John Rawls
Théoriser la justice, c’est d’abord accorder un privilège au
« juste » par rapport au « bien », et s’il existe en philosophie
plusieurs définitions de ce dernier (le bonheur, la satisfaction de
désirs rationnels, le développement de soi), le juste, lui, se soucie
surtout, plus largement, de la manière dont ces divers biens vont être
distribués aux hommes. John Rawls, dans ces 600 pages d’une densité
exceptionnelle, traite ce point de la manière la plus large qui soit :
il s’agit pour lui de définir les principes généraux et universels sur
lesquels devraient s’appuyer ceux qui auraient pour charge de concevoir
la société la plus juste possible. Il ne dérive pas ces principes d’un
argument ontologique ou de nature, mais se place d’emblée dans le cadre
d’une société démocratique et libérale. Emmanuel Kant avait tiré de la
simple logique la maxime fondamentale de toute morale. Rawls lui rend
hommage, mais prend une autre voie pour déduire ces principes : celle
d’une procédure juste, c’est-à-dire issue de la délibération d’individus
rationnels et égaux. Faute de trouver une telle situation dans une
société concrète, on fait « comme si » (c’est, écrit Rawls, une « métaphore ») tous les individus étaient également informés des désirs et des motivations des autres, mais « ignoraient »

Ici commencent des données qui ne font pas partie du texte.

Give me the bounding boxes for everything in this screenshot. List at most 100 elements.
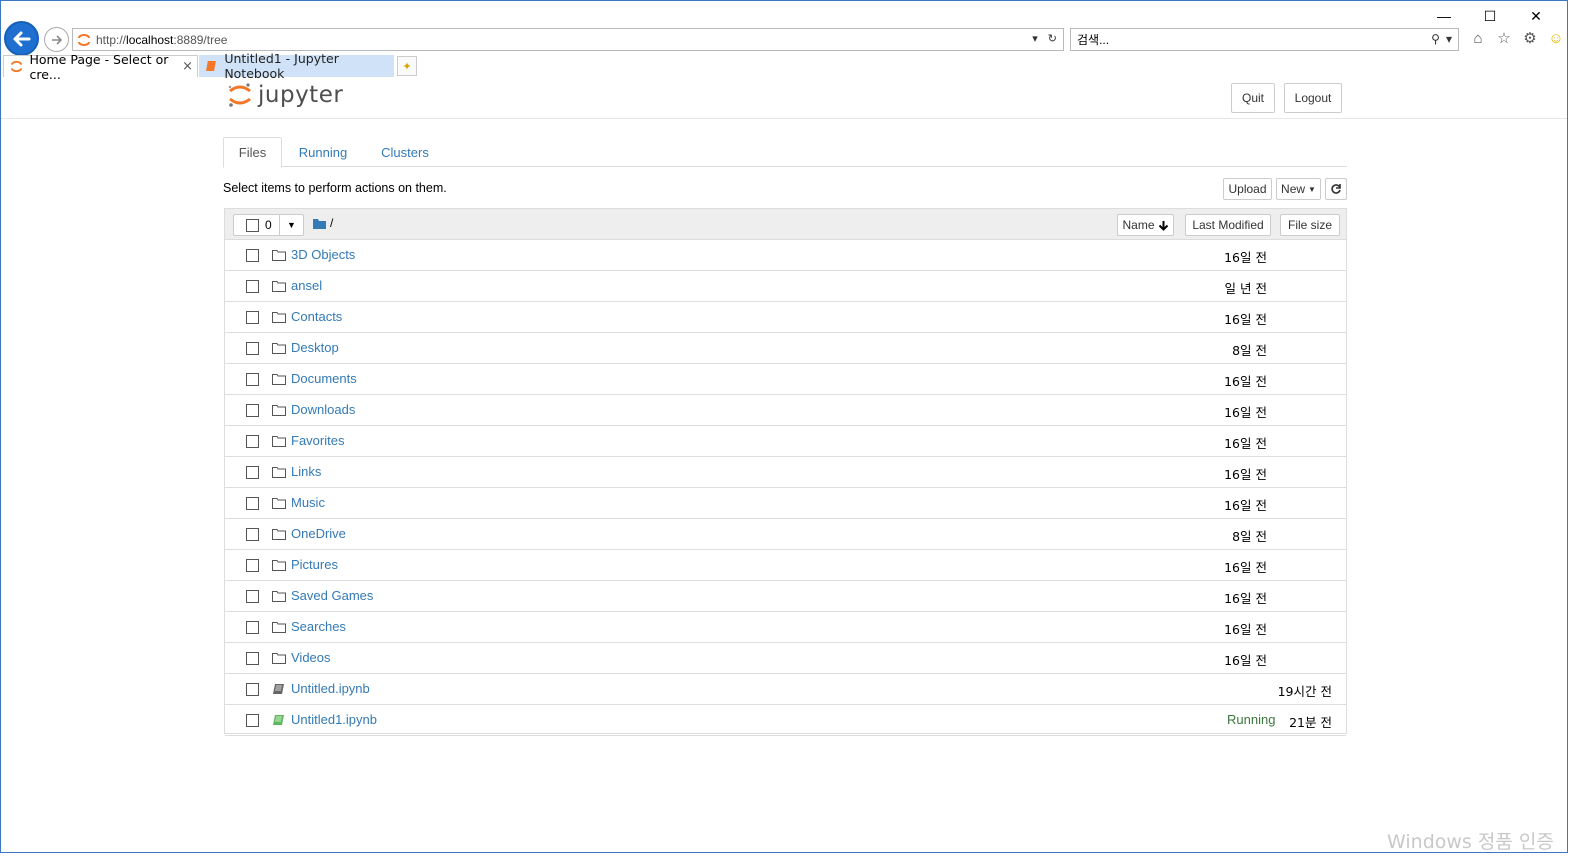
breadcrumb-root[interactable]: / <box>330 216 333 230</box>
refresh-button[interactable] <box>1325 178 1347 200</box>
list-item[interactable]: Links 16일 전 <box>225 457 1346 488</box>
favorites-star-icon[interactable]: ☆ <box>1495 29 1513 47</box>
folder-icon <box>271 279 286 292</box>
folder-icon <box>271 496 286 509</box>
tab-running[interactable]: Running <box>295 137 351 167</box>
address-bar[interactable]: http://localhost:8889/tree ▾ ↻ <box>72 28 1064 51</box>
logout-button[interactable]: Logout <box>1284 83 1342 113</box>
row-checkbox[interactable] <box>246 342 259 355</box>
item-name-link[interactable]: Links <box>291 464 321 479</box>
refresh-icon[interactable]: ↻ <box>1048 32 1057 45</box>
close-window-button[interactable]: ✕ <box>1513 5 1559 27</box>
item-name-link[interactable]: ansel <box>291 278 322 293</box>
list-item[interactable]: Untitled.ipynb 19시간 전 <box>225 674 1346 705</box>
row-checkbox[interactable] <box>246 280 259 293</box>
last-modified: 8일 전 <box>1232 343 1267 358</box>
item-name-link[interactable]: Searches <box>291 619 346 634</box>
folder-icon <box>271 527 286 540</box>
maximize-button[interactable]: ☐ <box>1467 5 1513 27</box>
row-checkbox[interactable] <box>246 683 259 696</box>
row-checkbox[interactable] <box>246 621 259 634</box>
running-status: Running <box>1227 712 1276 727</box>
new-tab-button[interactable]: ✦ <box>397 56 417 76</box>
sort-size-button[interactable]: File size <box>1280 214 1340 236</box>
dropdown-arrow-icon[interactable]: ▾ <box>1032 32 1038 45</box>
row-checkbox[interactable] <box>246 714 259 727</box>
row-checkbox[interactable] <box>246 249 259 262</box>
tab-files[interactable]: Files <box>223 137 282 168</box>
minimize-button[interactable]: — <box>1421 5 1467 27</box>
item-name-link[interactable]: Untitled.ipynb <box>291 681 370 696</box>
quit-button[interactable]: Quit <box>1231 83 1275 113</box>
item-name-link[interactable]: Documents <box>291 371 357 386</box>
list-item[interactable]: Saved Games 16일 전 <box>225 581 1346 612</box>
sort-modified-button[interactable]: Last Modified <box>1185 214 1271 236</box>
row-checkbox[interactable] <box>246 373 259 386</box>
list-item[interactable]: Untitled1.ipynb Running 21분 전 <box>225 705 1346 736</box>
search-dropdown-icon[interactable]: ▾ <box>1446 32 1452 46</box>
search-icon[interactable]: ⚲ <box>1431 32 1440 46</box>
list-item[interactable]: Contacts 16일 전 <box>225 302 1346 333</box>
item-name-link[interactable]: Contacts <box>291 309 342 324</box>
item-name-link[interactable]: Videos <box>291 650 331 665</box>
row-checkbox[interactable] <box>246 497 259 510</box>
new-dropdown-button[interactable]: New ▼ <box>1276 178 1321 200</box>
list-item[interactable]: Desktop 8일 전 <box>225 333 1346 364</box>
item-name-link[interactable]: 3D Objects <box>291 247 355 262</box>
select-all-checkbox[interactable] <box>246 218 259 232</box>
caret-down-icon[interactable]: ▼ <box>279 215 303 235</box>
item-name-link[interactable]: Downloads <box>291 402 355 417</box>
browser-tab-home[interactable]: Home Page - Select or cre... × <box>3 52 198 82</box>
select-all-control[interactable]: 0 ▼ <box>233 214 304 236</box>
folder-icon <box>271 372 286 385</box>
row-checkbox[interactable] <box>246 311 259 324</box>
list-item[interactable]: Downloads 16일 전 <box>225 395 1346 426</box>
sort-name-button[interactable]: Name <box>1117 214 1174 236</box>
item-name-link[interactable]: OneDrive <box>291 526 346 541</box>
folder-icon <box>271 620 286 633</box>
list-item[interactable]: OneDrive 8일 전 <box>225 519 1346 550</box>
item-name-link[interactable]: Music <box>291 495 325 510</box>
jupyter-logo[interactable]: jupyter <box>227 81 343 109</box>
caret-down-icon: ▼ <box>1308 184 1316 194</box>
item-name-link[interactable]: Saved Games <box>291 588 373 603</box>
row-checkbox[interactable] <box>246 528 259 541</box>
list-item[interactable]: Searches 16일 전 <box>225 612 1346 643</box>
jupyter-favicon-icon <box>10 60 23 74</box>
row-checkbox[interactable] <box>246 404 259 417</box>
search-box[interactable]: 검색... ⚲ ▾ <box>1070 28 1459 51</box>
row-checkbox[interactable] <box>246 559 259 572</box>
forward-button[interactable] <box>44 27 69 52</box>
list-item[interactable]: Music 16일 전 <box>225 488 1346 519</box>
row-checkbox[interactable] <box>246 466 259 479</box>
arrow-left-icon <box>13 31 30 46</box>
home-icon[interactable]: ⌂ <box>1469 29 1487 47</box>
row-checkbox[interactable] <box>246 590 259 603</box>
item-name-link[interactable]: Untitled1.ipynb <box>291 712 377 727</box>
list-item[interactable]: Documents 16일 전 <box>225 364 1346 395</box>
notebook-icon <box>271 682 286 695</box>
last-modified: 16일 전 <box>1224 436 1267 451</box>
list-item[interactable]: 3D Objects 16일 전 <box>225 240 1346 271</box>
tab-clusters[interactable]: Clusters <box>377 137 433 167</box>
refresh-icon <box>1331 184 1341 194</box>
list-item[interactable]: ansel 일 년 전 <box>225 271 1346 302</box>
list-item[interactable]: Pictures 16일 전 <box>225 550 1346 581</box>
item-name-link[interactable]: Favorites <box>291 433 344 448</box>
close-tab-icon[interactable]: × <box>182 59 193 74</box>
windows-activation-watermark: Windows 정품 인증 <box>1387 831 1554 853</box>
row-checkbox[interactable] <box>246 652 259 665</box>
browser-window: http://localhost:8889/tree ▾ ↻ 검색... ⚲ ▾… <box>0 0 1568 853</box>
list-item[interactable]: Favorites 16일 전 <box>225 426 1346 457</box>
jupyter-wordmark: jupyter <box>258 82 344 108</box>
gear-icon[interactable]: ⚙ <box>1521 29 1539 47</box>
upload-button[interactable]: Upload <box>1223 178 1272 200</box>
item-name-link[interactable]: Pictures <box>291 557 338 572</box>
row-checkbox[interactable] <box>246 435 259 448</box>
browser-tab-notebook[interactable]: Untitled1 - Jupyter Notebook <box>199 51 394 81</box>
smiley-feedback-icon[interactable]: ☺ <box>1547 29 1565 47</box>
item-name-link[interactable]: Desktop <box>291 340 339 355</box>
breadcrumb[interactable]: / <box>313 216 333 230</box>
selected-count: 0 <box>265 218 272 232</box>
list-item[interactable]: Videos 16일 전 <box>225 643 1346 674</box>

leurs propres intérêts et moyens de les atteindre. C’est ce qu’il nomme
la « position originelle sous voile d’ignorance ». C’est la condition
d’une délibération juste, où l’équité serait le but poursuivi, dans
l’ignorance des avantages donnés au départ à chacun (inégalités de
nature, de talent, d’héritage). Quels seraient ensuite les grands
principes d’une société juste ? Ils sont au nombre de deux. D’abord, que
tous les citoyens sont protégés par la règle d’égale liberté,
c’est-à-dire d’avoir des buts propres, de faire des choix parmi leurs
intérêts, qu’ils ont tous également le droit de poursuivre. C’est ce que
l’on appelle aussi l’égalité des chances. Or, de cette liberté,
résultent, forcément, des répartitions inégales : des différences de
fortune, de condition, de prestige, de culture. Deuxième principe,
donc : ces inégalités ne seront légitimes que dans la mesure où leur
instauration profite aussi aux plus défavorisés. Exemple : il est
courant de constater que le développement d’un pays pauvre augmente les
écarts constatés de revenu. L’équité, selon Rawls, peut être cependant
respectée si les plus pauvres voient, dans le même temps, leurs
ressources augmenter. Intérêts individuels, inégalités ? Voilà donc un
vocabulaire largement partagé par une doctrine traditionnellement
associée au libéralisme classique anglo-saxon : l’utilitarisme. Et
pourtant, c’est précisément contre cette pensée que Rawls construit sa Théorie de la justice.
Pourquoi ? Parce que, même si l’utilitarisme reconnaît des droits
fondamentaux aux individus, il ne rechigne pas au principe du
sacrifice : les intérêts d’une minorité peuvent être négligés si
l’utilité globale de la société est augmentée. C’est donc souvent au
principe d’équité améliorée que l’on attribue la valeur et l’originalité
de la pensée de Rawls. Attention : on lui a aussi adressé des
reproches, comme celui d’inventer l’artifice du « voile d’ignorance » et
de ne pas savoir quels remèdes porter aux ressentiments qu’appellent
des inégalités trop ostentatoires. Quant au fait de vouloir sauver les
meubles du libéralisme, il est donné par construction.
John Rawls (1921-2002)
John Bordley Rawls est l’un des philosophes politiques américains
le plus lus et commentés du XXe siècle. Étudiant à Princeton, il est
tenté par la théologie, puis sert en 1943 dans l’armée américaine du
Pacifique. Une fois diplômé, il enseignera à Princeton, Oxford, Cornell
et Harvard. Son chef-d’œuvre, Théorie de la justice, a été reçu comme
une œuvre majeure parce qu’elle conciliait les valeurs du libéralisme
avec les principes de la solidarité sociale. De lui, on pourra lire
aussi Justice et Démocratie, Seuil, 1993, Libéralisme politique, Puf,
1995, et Paix et Démocratie, La Découverte, 2006.